A significant development in the near future will be the migration of the Otter annotation database to a near-current version of the Ensembl schema. This should increase the release frequency and allow us to present the most recent data to the community. It will also improve versioning, searching, dealing with exceptions (e.g. selenocysteine), and mapping features across clone boundaries. In addition, in the longer term we are aiming for much of the data that is currently generated after merging the pipeline and annotation databases, such as the location of protein domains on translations, links between Vega genes/transcripts and external databases (such as MGI), karyotype images, etc. to be incorporated into the annotation database.

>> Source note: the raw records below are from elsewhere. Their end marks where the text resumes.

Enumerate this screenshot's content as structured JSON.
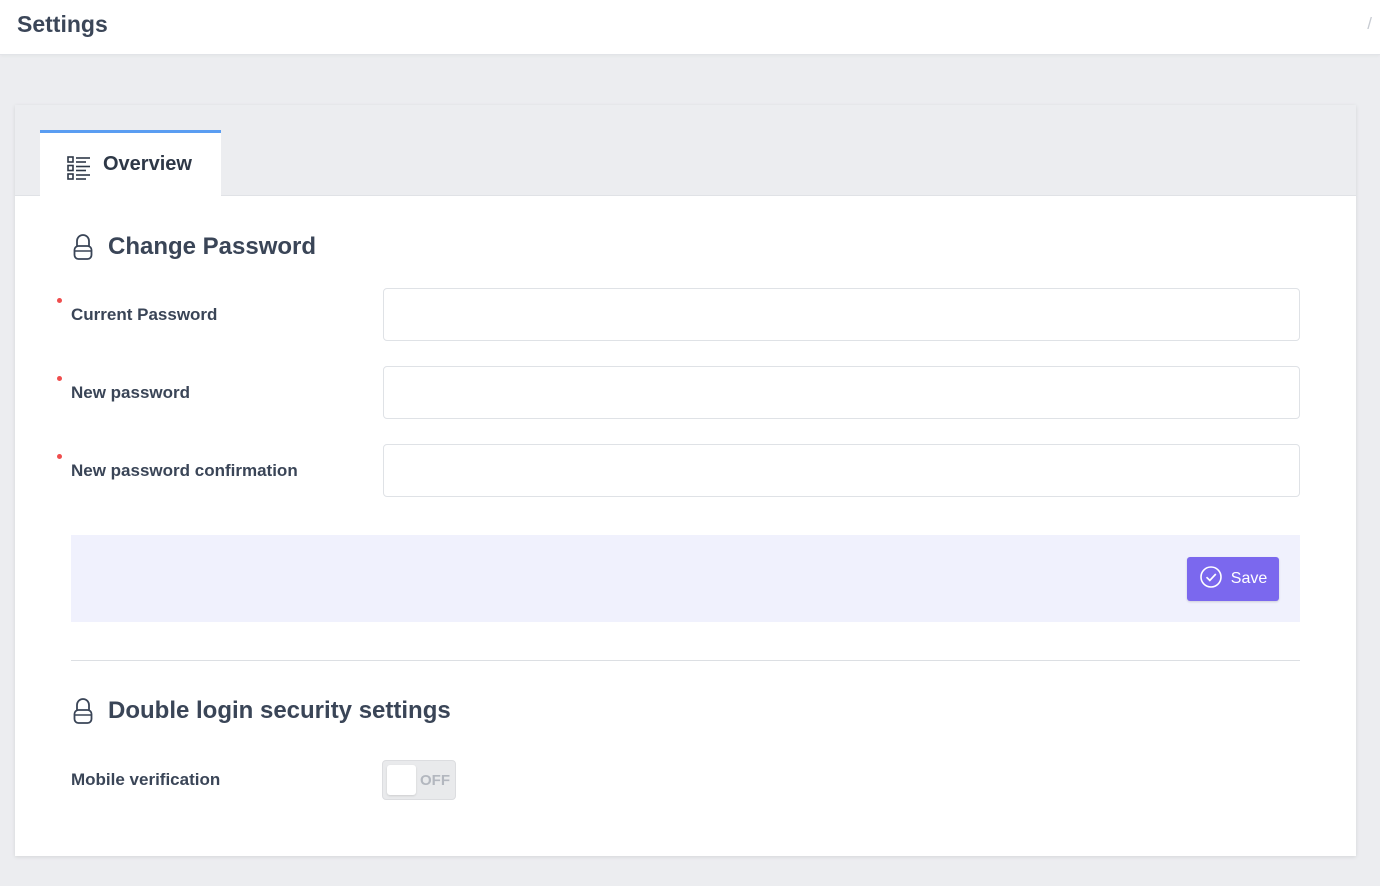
{
  "header": {
    "title": "Settings",
    "breadcrumb_separator": "/"
  },
  "tabs": [
    {
      "label": "Overview",
      "icon": "list-icon",
      "active": true
    }
  ],
  "change_password": {
    "title": "Change Password",
    "icon": "lock-icon",
    "fields": [
      {
        "label": "Current Password",
        "required": true,
        "value": "",
        "placeholder": ""
      },
      {
        "label": "New password",
        "required": true,
        "value": "",
        "placeholder": ""
      },
      {
        "label": "New password confirmation",
        "required": true,
        "value": "",
        "placeholder": ""
      }
    ],
    "save_label": "Save",
    "save_icon": "check-circle-icon"
  },
  "double_login": {
    "title": "Double login security settings",
    "icon": "lock-icon",
    "mobile_verification": {
      "label": "Mobile verification",
      "state_label": "OFF",
      "enabled": false
    }
  },
  "colors": {
    "accent": "#7b68ee",
    "tab_indicator": "#5a9df2",
    "required": "#ef4d4d",
    "action_bar": "#f0f1fd"
  }
}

We will continue adding mouse, and updating human, CCDS annotation in collaboration with the NCBI and UCSC. Other ongoing collaborations are Ensembl-Vega gene merges, refining and extending ENCODE annotation with the ENCODE and GENCODE consortia and refining nomenclature and annotation with HGNC, MGI and Zfin. Maintenance and updating of existing annotation in human, mouse and zebrafish is ongoing, as is general (non-project related) de novo annotation.